Many years ago I was given some expired black and white 120 film including three rolls of Kodak TMAX 100. The storage conditions were unknown and to be honest the person who gave them to me said most likely they were just stored in the attic space in a cardboard box for years.
The expiry date on the Kodak TMAX 100 was June 1989. I had two choices, either throw them away or expose and develop them, well let’s be honest, option 1 was never going to happen was it, so I loaded a roll into the YashicaMat, set my light-meter to ISO 100 and exposed a roll.
Development
At this point, some people would freak out, reach for the calculator, grab some graph paper and do all kinds of complicated maths to decide how to develop this 35-year-old film but I decided against this.
Inside the box was the Kodak instruction sheet which gave some development times for certain developers. I have some HC-110 and could have used that, but I wanted to use some XTOL, which I have mixed.
I headed over to the Massive Dev Chart to see what times were in their database.
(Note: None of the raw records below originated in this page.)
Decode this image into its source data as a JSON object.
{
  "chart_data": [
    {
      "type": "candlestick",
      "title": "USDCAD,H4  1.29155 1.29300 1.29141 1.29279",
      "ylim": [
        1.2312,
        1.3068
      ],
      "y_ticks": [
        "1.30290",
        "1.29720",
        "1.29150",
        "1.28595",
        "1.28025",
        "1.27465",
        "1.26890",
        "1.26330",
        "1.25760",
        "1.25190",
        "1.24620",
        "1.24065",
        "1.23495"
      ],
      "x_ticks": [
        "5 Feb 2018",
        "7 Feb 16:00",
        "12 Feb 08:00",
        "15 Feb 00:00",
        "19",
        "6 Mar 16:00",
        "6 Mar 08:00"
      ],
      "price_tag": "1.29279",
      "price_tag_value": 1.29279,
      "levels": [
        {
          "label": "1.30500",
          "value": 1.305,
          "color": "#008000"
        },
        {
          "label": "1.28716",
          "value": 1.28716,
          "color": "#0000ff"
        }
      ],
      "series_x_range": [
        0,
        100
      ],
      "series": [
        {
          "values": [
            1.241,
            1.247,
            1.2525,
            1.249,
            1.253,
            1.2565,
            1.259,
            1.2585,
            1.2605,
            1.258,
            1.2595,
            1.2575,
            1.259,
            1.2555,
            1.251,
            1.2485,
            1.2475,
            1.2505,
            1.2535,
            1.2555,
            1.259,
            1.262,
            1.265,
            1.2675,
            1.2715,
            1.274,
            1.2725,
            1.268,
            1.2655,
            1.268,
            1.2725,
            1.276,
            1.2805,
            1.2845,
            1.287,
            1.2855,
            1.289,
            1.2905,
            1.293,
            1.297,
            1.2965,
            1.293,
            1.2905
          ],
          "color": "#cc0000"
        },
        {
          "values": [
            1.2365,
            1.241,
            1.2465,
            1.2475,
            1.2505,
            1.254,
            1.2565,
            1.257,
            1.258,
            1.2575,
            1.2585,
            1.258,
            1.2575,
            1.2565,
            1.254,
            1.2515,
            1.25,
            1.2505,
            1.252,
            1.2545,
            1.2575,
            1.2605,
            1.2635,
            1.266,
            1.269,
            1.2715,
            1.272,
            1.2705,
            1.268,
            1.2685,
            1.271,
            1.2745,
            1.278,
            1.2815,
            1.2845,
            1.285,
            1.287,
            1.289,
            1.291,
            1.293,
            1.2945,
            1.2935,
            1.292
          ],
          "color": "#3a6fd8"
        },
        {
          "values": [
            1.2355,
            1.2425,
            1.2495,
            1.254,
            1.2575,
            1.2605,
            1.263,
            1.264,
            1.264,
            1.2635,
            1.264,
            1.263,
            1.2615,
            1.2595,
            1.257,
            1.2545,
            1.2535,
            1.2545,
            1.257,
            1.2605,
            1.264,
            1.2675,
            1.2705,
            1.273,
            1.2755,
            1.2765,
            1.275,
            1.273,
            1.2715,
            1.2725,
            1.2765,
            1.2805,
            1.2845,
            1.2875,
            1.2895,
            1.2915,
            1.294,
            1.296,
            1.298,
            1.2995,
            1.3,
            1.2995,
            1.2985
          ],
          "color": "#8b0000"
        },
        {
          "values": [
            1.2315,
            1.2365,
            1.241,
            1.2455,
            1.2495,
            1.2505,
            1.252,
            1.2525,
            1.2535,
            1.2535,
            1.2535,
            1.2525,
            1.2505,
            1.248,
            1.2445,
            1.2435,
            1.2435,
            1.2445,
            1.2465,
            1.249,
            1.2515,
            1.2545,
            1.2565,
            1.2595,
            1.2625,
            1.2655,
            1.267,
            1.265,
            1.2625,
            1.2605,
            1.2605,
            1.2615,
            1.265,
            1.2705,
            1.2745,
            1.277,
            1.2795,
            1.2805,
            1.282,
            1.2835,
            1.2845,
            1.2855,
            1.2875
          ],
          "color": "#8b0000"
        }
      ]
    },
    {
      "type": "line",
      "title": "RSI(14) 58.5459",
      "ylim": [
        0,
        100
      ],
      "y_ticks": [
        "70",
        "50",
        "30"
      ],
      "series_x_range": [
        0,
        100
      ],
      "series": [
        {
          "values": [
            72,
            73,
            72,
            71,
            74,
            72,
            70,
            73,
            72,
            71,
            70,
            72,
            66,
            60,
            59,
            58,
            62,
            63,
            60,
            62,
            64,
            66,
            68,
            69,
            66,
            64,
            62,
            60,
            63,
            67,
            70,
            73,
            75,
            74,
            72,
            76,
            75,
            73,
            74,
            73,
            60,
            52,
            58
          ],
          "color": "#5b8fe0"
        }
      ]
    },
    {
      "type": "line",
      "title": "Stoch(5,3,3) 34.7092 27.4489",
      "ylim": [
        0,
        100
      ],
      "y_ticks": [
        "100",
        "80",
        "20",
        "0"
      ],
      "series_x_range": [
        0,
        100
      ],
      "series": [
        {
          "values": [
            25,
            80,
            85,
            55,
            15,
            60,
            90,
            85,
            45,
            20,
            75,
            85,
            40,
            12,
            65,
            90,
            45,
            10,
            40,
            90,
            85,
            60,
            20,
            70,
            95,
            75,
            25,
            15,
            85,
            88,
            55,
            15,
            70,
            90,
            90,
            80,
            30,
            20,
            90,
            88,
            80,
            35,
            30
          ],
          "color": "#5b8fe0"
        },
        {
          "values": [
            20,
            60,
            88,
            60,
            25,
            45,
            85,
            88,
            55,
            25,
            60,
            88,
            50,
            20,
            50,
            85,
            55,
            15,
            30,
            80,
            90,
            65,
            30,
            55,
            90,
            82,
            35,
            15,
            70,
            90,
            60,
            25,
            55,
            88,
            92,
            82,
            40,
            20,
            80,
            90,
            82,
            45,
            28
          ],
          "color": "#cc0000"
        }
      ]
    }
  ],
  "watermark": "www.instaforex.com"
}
I decided to go with the 7.5 time and increase it to 8.5 minutes thinking that the film may have fogged a little over the years. There is no magic formula here, just intuition.
Sunflower – Kodak TMAX Expired Film
For a 35-year-old expired film, the results were in my opinion very good. I guess the moral of this, is to not get too bogged down with complicated technical stuff and just go with your own experience and intuition.
Post Processing
The negatives were scanned on an Epson V800 and processed in Adobe Photoshop using my Digital Zone System Plugin.